In contrast, the early-stage funding environment for non-deep tech startups has proven relatively more challenging.
The industry assessment is that while the venture investment market has entered a phase of quantitative recovery, in reality a “wheat-from-chaff” sorting process has begun in earnest, with capital concentrating on a select group of companies whose technological capabilities and founding team competitiveness have been validated.
By sector, the surge of the blockchain and digital asset segment also stood out.
Amid rising expectations for the institutionalization of digital assets and the easing of financial-industrial separation regulations, competition among financial firms to secure first-mover advantage in digital financial infrastructure is intensifying.

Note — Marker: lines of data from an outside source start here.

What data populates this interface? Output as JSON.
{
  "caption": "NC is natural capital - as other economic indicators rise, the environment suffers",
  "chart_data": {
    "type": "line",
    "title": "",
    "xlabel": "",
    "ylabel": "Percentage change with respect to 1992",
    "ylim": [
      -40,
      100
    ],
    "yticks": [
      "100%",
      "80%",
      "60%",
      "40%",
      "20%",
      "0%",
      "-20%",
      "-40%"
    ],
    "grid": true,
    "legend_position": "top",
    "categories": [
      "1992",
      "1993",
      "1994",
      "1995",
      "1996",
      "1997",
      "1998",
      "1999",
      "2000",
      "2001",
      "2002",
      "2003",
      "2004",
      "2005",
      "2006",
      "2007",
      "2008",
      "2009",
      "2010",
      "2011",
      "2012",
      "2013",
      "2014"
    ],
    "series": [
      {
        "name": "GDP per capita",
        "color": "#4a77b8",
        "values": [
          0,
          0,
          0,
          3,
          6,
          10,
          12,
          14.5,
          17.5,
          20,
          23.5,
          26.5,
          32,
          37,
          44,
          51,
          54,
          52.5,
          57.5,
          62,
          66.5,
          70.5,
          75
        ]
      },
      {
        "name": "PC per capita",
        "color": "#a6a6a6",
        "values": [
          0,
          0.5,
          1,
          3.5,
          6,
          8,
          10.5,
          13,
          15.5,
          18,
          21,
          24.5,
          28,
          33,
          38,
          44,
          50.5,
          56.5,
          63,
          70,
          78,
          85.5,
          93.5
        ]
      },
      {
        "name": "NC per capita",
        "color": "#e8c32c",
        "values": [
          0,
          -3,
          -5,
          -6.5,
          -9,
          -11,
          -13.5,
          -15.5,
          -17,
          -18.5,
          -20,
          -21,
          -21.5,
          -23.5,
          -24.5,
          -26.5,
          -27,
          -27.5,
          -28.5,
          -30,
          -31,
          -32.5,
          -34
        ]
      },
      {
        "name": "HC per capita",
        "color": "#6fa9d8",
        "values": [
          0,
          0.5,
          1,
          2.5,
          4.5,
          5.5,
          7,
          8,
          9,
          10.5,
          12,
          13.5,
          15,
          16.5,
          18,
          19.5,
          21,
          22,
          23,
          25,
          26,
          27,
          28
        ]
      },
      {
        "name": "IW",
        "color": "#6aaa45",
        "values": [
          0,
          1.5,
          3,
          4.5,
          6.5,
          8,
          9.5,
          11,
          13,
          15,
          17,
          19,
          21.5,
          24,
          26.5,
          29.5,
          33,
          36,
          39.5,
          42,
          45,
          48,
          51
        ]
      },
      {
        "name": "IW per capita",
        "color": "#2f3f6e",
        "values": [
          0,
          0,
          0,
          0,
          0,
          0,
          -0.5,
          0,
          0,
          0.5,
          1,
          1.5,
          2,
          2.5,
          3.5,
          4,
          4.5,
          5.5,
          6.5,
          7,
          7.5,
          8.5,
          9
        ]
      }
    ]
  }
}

Representative cases include the Dunamu secondary share acquisition (approximately 2.216 trillion won), in which Samsung Securities, Hanwha Investment & Securities, and Hana Financial Group participated, and Korea Investment & Securities’ acquisition of a stake in Coinone (approximately 160 billion won).
These moves are interpreted as strategic efforts by the financial sector to seize leadership in next-generation digital financial infrastructure by securing stakes in cryptocurrency exchanges.
“The investment market is showing a recovery trend, but capital is not being supplied evenly to all companies,” The VC said. “The trend of selective investment, with capital concentrating on deep tech sectors such as AI and robotics and on validated founding teams, is being further reinforced.”